Que peut l’écoféminisme face à l’urgence environnementale ?
Lier féminisme et écologie n’a rien d’évident. Pourtant, explique la philosophe Jeanne Burgart Goutal, c’est ce que défend le mouvement écoféministe, qui considère le patriarcat comme responsable de la crise écologique et prône l’abolition de hiérarchie au sein du vivant.
Un lien sans évidence
« Pas de justice climatique sans justice de genre ! », peut-on lire sur les pancartes des cortèges écoféministes dans les marches pour le climat. « La nature est une question féministe », renchérit la philosophe écoféministe Karen Warren. Derrière ces slogans, rien d’évident. À première vue, non seulement féminisme et écologie sont étrangers l’un à l’autre, mais même potentiellement ennemis. De nombreuses féministes mettent en garde contre la nouvelle « charge mentale écologique » qui pèse sur les femmes, à qui incombe le surcroît de tâches domestiques lié aux « bonnes pratiques » écologiques et que l’on risque d’enfermer dans le rôle de « fées de la planète ». Inversement, plusieurs écologistes se méfient des revendications d’émancipation individuelle, de libre disposition de son corps, d’accès aux technologies reproductives ou au pouvoir économique et politique, qui contrediraient l’acceptation de notre appartenance à la nature et les idéaux alternatifs de décroissance.

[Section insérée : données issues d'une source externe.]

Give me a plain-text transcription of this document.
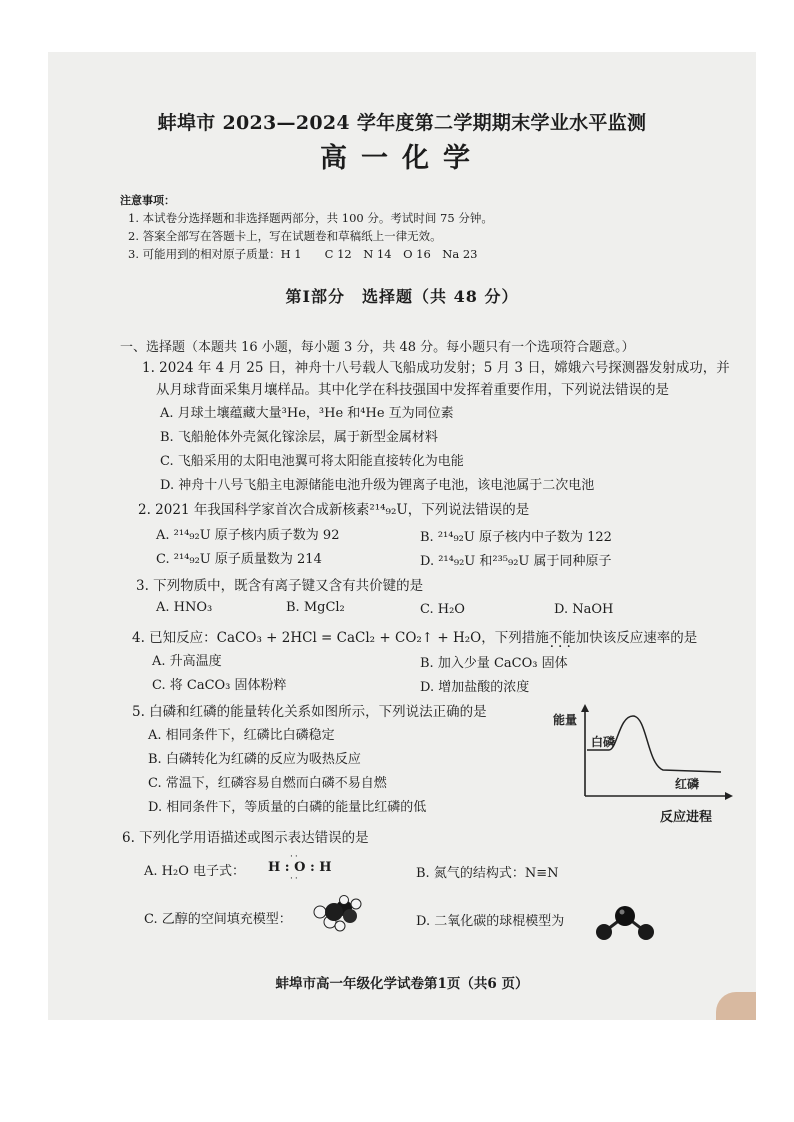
蚌埠市 2023—2024 学年度第二学期期末学业水平监测
高一化学
注意事项：
1. 本试卷分选择题和非选择题两部分，共 100 分。考试时间 75 分钟。
2. 答案全部写在答题卡上，写在试题卷和草稿纸上一律无效。
3. 可能用到的相对原子质量：H 1　　C 12　N 14　O 16　Na 23
第Ⅰ部分　选择题（共 48 分）
一、选择题（本题共 16 小题，每小题 3 分，共 48 分。每小题只有一个选项符合题意。）
1. 2024 年 4 月 25 日，神舟十八号载人飞船成功发射；5 月 3 日，嫦娥六号探测器发射成功，并
从月球背面采集月壤样品。其中化学在科技强国中发挥着重要作用，下列说法错误的是
A. 月球土壤蕴藏大量³He，³He 和⁴He 互为同位素
B. 飞船舱体外壳氮化镓涂层，属于新型金属材料
C. 飞船采用的太阳电池翼可将太阳能直接转化为电能
D. 神舟十八号飞船主电源储能电池升级为锂离子电池，该电池属于二次电池
2. 2021 年我国科学家首次合成新核素²¹⁴₉₂U，下列说法错误的是
A. ²¹⁴₉₂U 原子核内质子数为 92	B. ²¹⁴₉₂U 原子核内中子数为 122
C. ²¹⁴₉₂U 原子质量数为 214	D. ²¹⁴₉₂U 和²³⁵₉₂U 属于同种原子
3. 下列物质中，既含有离子键又含有共价键的是
A. HNO₃	B. MgCl₂	C. H₂O	D. NaOH
4. 已知反应：CaCO₃ + 2HCl = CaCl₂ + CO₂↑ + H₂O，下列措施不能 ···加快该反应速率的是
A. 升高温度	B. 加入少量 CaCO₃ 固体
C. 将 CaCO₃ 固体粉粹	D. 增加盐酸的浓度
5. 白磷和红磷的能量转化关系如图所示，下列说法正确的是
A. 相同条件下，红磷比白磷稳定
B. 白磷转化为红磷的反应为吸热反应
C. 常温下，红磷容易自燃而白磷不易自燃
D. 相同条件下，等质量的白磷的能量比红磷的低
能量
白磷
红磷
反应进程
6. 下列化学用语描述或图示表达错误的是
A. H₂O 电子式： H : O : H
··
··	B. 氮气的结构式：N≡N
C. 乙醇的空间填充模型：	D. 二氧化碳的球棍模型为
蚌埠市高一年级化学试卷第1页（共6 页）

Pourtant, dès les années soixante-dix, certaines militantes avaient compris que le féminisme devait prendre en charge les questions écologiques s’il voulait jouer un rôle de premier plan dans les enjeux brûlants de la fin du 20e siècle – ce que ce début de 21e siècle confirme tragiquement. « Le combat féministe, aujourd’hui, ne peut plus se livrer au nom de l’abstraite “égalité des sexes” […]. Il s’agit à présent DE VIE OU DE MORT », écrit ainsi Françoise d’Eaubonne en 1974. Cette exigence radicale donne naissance à l’écoféminisme.

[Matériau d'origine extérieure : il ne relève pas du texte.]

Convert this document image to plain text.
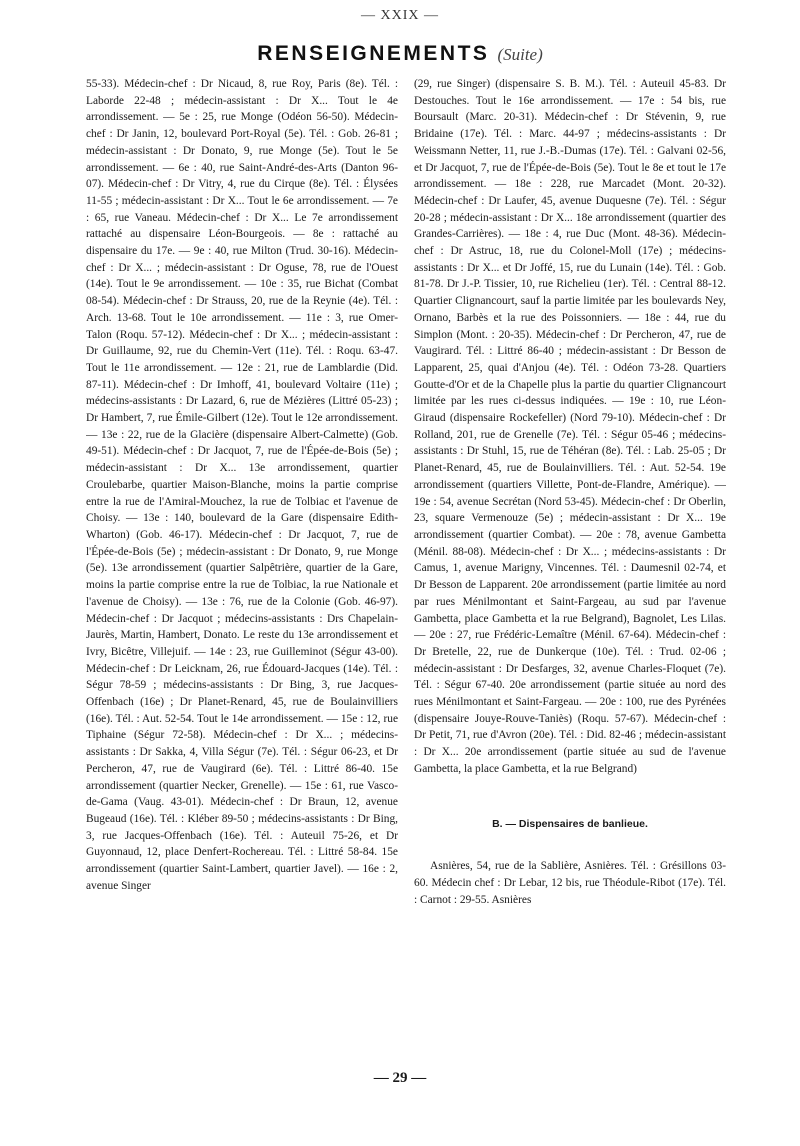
— XXIX —
RENSEIGNEMENTS (Suite)

55-33). Médecin-chef : Dr Nicaud, 8, rue Roy, Paris (8e). Tél. : Laborde 22-48 ; médecin-assistant : Dr X... Tout le 4e arrondissement. — 5e : 25, rue Monge (Odéon 56-50). Médecin-chef : Dr Janin, 12, boulevard Port-Royal (5e). Tél. : Gob. 26-81 ; médecin-assistant : Dr Donato, 9, rue Monge (5e). Tout le 5e arrondissement. — 6e : 40, rue Saint-André-des-Arts (Danton 96-07). Médecin-chef : Dr Vitry, 4, rue du Cirque (8e). Tél. : Élysées 11-55 ; médecin-assistant : Dr X... Tout le 6e arrondissement. — 7e : 65, rue Vaneau. Médecin-chef : Dr X... Le 7e arrondissement rattaché au dispensaire Léon-Bourgeois. — 8e : rattaché au dispensaire du 17e. — 9e : 40, rue Milton (Trud. 30-16). Médecin-chef : Dr X... ; médecin-assistant : Dr Oguse, 78, rue de l'Ouest (14e). Tout le 9e arrondissement. — 10e : 35, rue Bichat (Combat 08-54). Médecin-chef : Dr Strauss, 20, rue de la Reynie (4e). Tél. : Arch. 13-68. Tout le 10e arrondissement. — 11e : 3, rue Omer-Talon (Roqu. 57-12). Médecin-chef : Dr X... ; médecin-assistant : Dr Guillaume, 92, rue du Chemin-Vert (11e). Tél. : Roqu. 63-47. Tout le 11e arrondissement. — 12e : 21, rue de Lamblardie (Did. 87-11). Médecin-chef : Dr Imhoff, 41, boulevard Voltaire (11e) ; médecins-assistants : Dr Lazard, 6, rue de Mézières (Littré 05-23) ; Dr Hambert, 7, rue Émile-Gilbert (12e). Tout le 12e arrondissement. — 13e : 22, rue de la Glacière (dispensaire Albert-Calmette) (Gob. 49-51). Médecin-chef : Dr Jacquot, 7, rue de l'Épée-de-Bois (5e) ; médecin-assistant : Dr X... 13e arrondissement, quartier Croulebarbe, quartier Maison-Blanche, moins la partie comprise entre la rue de l'Amiral-Mouchez, la rue de Tolbiac et l'avenue de Choisy. — 13e : 140, boulevard de la Gare (dispensaire Edith-Wharton) (Gob. 46-17). Médecin-chef : Dr Jacquot, 7, rue de l'Épée-de-Bois (5e) ; médecin-assistant : Dr Donato, 9, rue Monge (5e). 13e arrondissement (quartier Salpêtrière, quartier de la Gare, moins la partie comprise entre la rue de Tolbiac, la rue Nationale et l'avenue de Choisy). — 13e : 76, rue de la Colonie (Gob. 46-97). Médecin-chef : Dr Jacquot ; médecins-assistants : Drs Chapelain-Jaurès, Martin, Hambert, Donato. Le reste du 13e arrondissement et Ivry, Bicêtre, Villejuif. — 14e : 23, rue Guilleminot (Ségur 43-00). Médecin-chef : Dr Leicknam, 26, rue Édouard-Jacques (14e). Tél. : Ségur 78-59 ; médecins-assistants : Dr Bing, 3, rue Jacques-Offenbach (16e) ; Dr Planet-Renard, 45, rue de Boulainvilliers (16e). Tél. : Aut. 52-54. Tout le 14e arrondissement. — 15e : 12, rue Tiphaine (Ségur 72-58). Médecin-chef : Dr X... ; médecins-assistants : Dr Sakka, 4, Villa Ségur (7e). Tél. : Ségur 06-23, et Dr Percheron, 47, rue de Vaugirard (6e). Tél. : Littré 86-40. 15e arrondissement (quartier Necker, Grenelle). — 15e : 61, rue Vasco-de-Gama (Vaug. 43-01). Médecin-chef : Dr Braun, 12, avenue Bugeaud (16e). Tél. : Kléber 89-50 ; médecins-assistants : Dr Bing, 3, rue Jacques-Offenbach (16e). Tél. : Auteuil 75-26, et Dr Guyonnaud, 12, place Denfert-Rochereau. Tél. : Littré 58-84. 15e arrondissement (quartier Saint-Lambert, quartier Javel). — 16e : 2, avenue Singer

(29, rue Singer) (dispensaire S. B. M.). Tél. : Auteuil 45-83. Dr Destouches. Tout le 16e arrondissement. — 17e : 54 bis, rue Boursault (Marc. 20-31). Médecin-chef : Dr Stévenin, 9, rue Bridaine (17e). Tél. : Marc. 44-97 ; médecins-assistants : Dr Weissmann Netter, 11, rue J.-B.-Dumas (17e). Tél. : Galvani 02-56, et Dr Jacquot, 7, rue de l'Épée-de-Bois (5e). Tout le 8e et tout le 17e arrondissement. — 18e : 228, rue Marcadet (Mont. 20-32). Médecin-chef : Dr Laufer, 45, avenue Duquesne (7e). Tél. : Ségur 20-28 ; médecin-assistant : Dr X... 18e arrondissement (quartier des Grandes-Carrières). — 18e : 4, rue Duc (Mont. 48-36). Médecin-chef : Dr Astruc, 18, rue du Colonel-Moll (17e) ; médecins-assistants : Dr X... et Dr Joffé, 15, rue du Lunain (14e). Tél. : Gob. 81-78. Dr J.-P. Tissier, 10, rue Richelieu (1er). Tél. : Central 88-12. Quartier Clignancourt, sauf la partie limitée par les boulevards Ney, Ornano, Barbès et la rue des Poissonniers. — 18e : 44, rue du Simplon (Mont. : 20-35). Médecin-chef : Dr Percheron, 47, rue de Vaugirard. Tél. : Littré 86-40 ; médecin-assistant : Dr Besson de Lapparent, 25, quai d'Anjou (4e). Tél. : Odéon 73-28. Quartiers Goutte-d'Or et de la Chapelle plus la partie du quartier Clignancourt limitée par les rues ci-dessus indiquées. — 19e : 10, rue Léon-Giraud (dispensaire Rockefeller) (Nord 79-10). Médecin-chef : Dr Rolland, 201, rue de Grenelle (7e). Tél. : Ségur 05-46 ; médecins-assistants : Dr Stuhl, 15, rue de Téhéran (8e). Tél. : Lab. 25-05 ; Dr Planet-Renard, 45, rue de Boulainvilliers. Tél. : Aut. 52-54. 19e arrondissement (quartiers Villette, Pont-de-Flandre, Amérique). — 19e : 54, avenue Secrétan (Nord 53-45). Médecin-chef : Dr Oberlin, 23, square Vermenouze (5e) ; médecin-assistant : Dr X... 19e arrondissement (quartier Combat). — 20e : 78, avenue Gambetta (Ménil. 88-08). Médecin-chef : Dr X... ; médecins-assistants : Dr Camus, 1, avenue Marigny, Vincennes. Tél. : Daumesnil 02-74, et Dr Besson de Lapparent. 20e arrondissement (partie limitée au nord par rues Ménilmontant et Saint-Fargeau, au sud par l'avenue Gambetta, place Gambetta et la rue Belgrand), Bagnolet, Les Lilas. — 20e : 27, rue Frédéric-Lemaître (Ménil. 67-64). Médecin-chef : Dr Bretelle, 22, rue de Dunkerque (10e). Tél. : Trud. 02-06 ; médecin-assistant : Dr Desfarges, 32, avenue Charles-Floquet (7e). Tél. : Ségur 67-40. 20e arrondissement (partie située au nord des rues Ménilmontant et Saint-Fargeau. — 20e : 100, rue des Pyrénées (dispensaire Jouye-Rouve-Taniès) (Roqu. 57-67). Médecin-chef : Dr Petit, 71, rue d'Avron (20e). Tél. : Did. 82-46 ; médecin-assistant : Dr X... 20e arrondissement (partie située au sud de l'avenue Gambetta, la place Gambetta, et la rue Belgrand)

B. — Dispensaires de banlieue.

Asnières, 54, rue de la Sablière, Asnières. Tél. : Grésillons 03-60. Médecin chef : Dr Lebar, 12 bis, rue Théodule-Ribot (17e). Tél. : Carnot : 29-55. Asnières

— 29 —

Le patriarcat comme responsable de la crise écologique
Tout part d’une conviction forte : « l’oppression des femmes et la destruction de la planète ne sont pas deux phénomènes distincts, mais deux formes de la même violence » explique Mary Judith Ress, théologienne écoféministe chilienne. Les théoriciennes écoféministes se sont évertuées à analyser ces liens. Elles ont exploré leurs ramifications depuis les liens économiques les plus concrets (les injustices environnementales entre les sexes) jusqu’aux liens symboliques les plus abstraits (la construction de la « féminité » comme « plus proche de la nature », et de la nature comme une « Dame » féconde), en passant par les manifestations de cette double domination dans nos formes d’organisation sociale, nos psychismes, notre urbanisme, nos mythologies antiques et modernes, nos sciences, nos systèmes politiques, etc.
Évidemment, cela implique une redéfinition de ce qu’on entend par « féminisme » : il s’agit de « repenser le féminisme comme un mouvement destiné à abolir toutes les formes d’oppression » selon Greta Gaard, philosophe écoféministe australienne. C’est à cette condition qu’il peut légitimement avoir son mot à dire sur l’écologie. Cela implique également de redéfinir ses concepts clés, tel « patriarcat ». Dans cette nouvelle vision, ce n’est pas simplement la domination masculine, mais un système global, intégral, multidimensionnel, qui inclut et entrelace la domination des hommes sur les femmes, mais aussi des humains sur les animaux, de la technique sur la nature, du Nord sur le Sud, de l’esprit sur le corps, de la raison sur les émotions… Une extension du concept que l’on trouve chez d’autres féministes radicales des années soixante-dix et quatre-vingts, mais qui s’est perdue depuis. Beaucoup d’écoféministes vont d’ailleurs renommer ce nœud de dominations croisées qui fonde à leurs yeux notre civilisation : « mise-à-distance », « maître modèle » ou « capitalisme patriarcal » seront ses nouvelles désignations.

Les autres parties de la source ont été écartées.